There are two players. Player 1 has 2 dollars and Player 2 has 3 dollars.
The Game:
They toss a coin - If it is heads Player 1 gives 1 dollar to Player 2. - Otherwise Player 2 gives 1 dollar to Player 1.
H : Heads $$P\left ( H \right ) = \frac{1}{3}$$
I couldnt find a pattern for this question. Do you have any ideas? What is the probability that Player 1 is (ultimately) ruined?
Thanks in advance.
We assume that the question will be about the probability that Player 1 (or perhaps Player 2) is (ultimately) ruined.
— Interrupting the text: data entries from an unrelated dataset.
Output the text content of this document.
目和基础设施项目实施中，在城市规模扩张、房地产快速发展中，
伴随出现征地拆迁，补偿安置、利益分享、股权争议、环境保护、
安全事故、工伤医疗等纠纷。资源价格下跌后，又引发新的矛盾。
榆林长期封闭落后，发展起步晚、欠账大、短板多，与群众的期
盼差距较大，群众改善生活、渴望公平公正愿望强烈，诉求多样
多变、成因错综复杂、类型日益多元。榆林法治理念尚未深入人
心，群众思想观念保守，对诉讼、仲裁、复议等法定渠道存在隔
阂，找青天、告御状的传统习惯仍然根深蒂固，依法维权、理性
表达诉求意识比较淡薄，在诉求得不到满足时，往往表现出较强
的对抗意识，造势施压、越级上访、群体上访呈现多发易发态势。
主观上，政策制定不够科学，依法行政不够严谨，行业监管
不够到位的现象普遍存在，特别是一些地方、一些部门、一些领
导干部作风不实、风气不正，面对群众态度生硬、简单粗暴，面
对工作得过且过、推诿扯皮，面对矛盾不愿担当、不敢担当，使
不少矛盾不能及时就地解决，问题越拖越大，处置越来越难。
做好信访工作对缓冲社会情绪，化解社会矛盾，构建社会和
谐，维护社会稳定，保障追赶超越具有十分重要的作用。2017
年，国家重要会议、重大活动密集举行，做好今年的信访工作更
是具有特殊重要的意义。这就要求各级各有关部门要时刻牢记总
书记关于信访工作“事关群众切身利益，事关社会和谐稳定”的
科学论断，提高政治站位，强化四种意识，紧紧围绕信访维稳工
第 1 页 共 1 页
Player 1 and Player 2 are not nice names, so let us call them Xavier and Yolande, or more briefly $X$ and $Y$.
Let $a$ be the probability that $X$ will ultimately be ruined, given that he has $1$ dollars and $Y$ has $4$.
Let $b$ be the probability that $X$ will ultimately be ruined, given that he has $2$ dollars and $Y$ has $3$.
Let $c$ be the probability that $X$ will ultimately be ruined, given that he has $3$ dollars and $Y$ has $2$.
Let $d$ be the probability that $X$ will ultimately be ruined, given that he has $4$ dollars and $Y$ has $1$.
It is at least intuitively clear that the numbers $a,b,c,d$ exist, since the probability that the game continues forever is $0$.
We happen to want $b$, but it is useful to bring in $a$, $c$, and $d$.
If $X$ has $1$ dollar, then with probability $\frac{1}{3}$ she has to give $1$ dollar to $Y$ on the next toss, and he is ruined. With probability $\frac{2}{3}$ he wins a dollar, and then the probability he is ultimately ruined is $b$. Thus $$a=\frac{1}{3}+\frac{2}{3}b$$
Similarly, $$b=\frac{1}{3}a+\frac{2}{3}c$$ $$c=\frac{1}{3}b+\frac{2}{3}d$$ $$d=\frac{1}{3}c$$ We have four linear equations in four unknowns. Solve for $b$.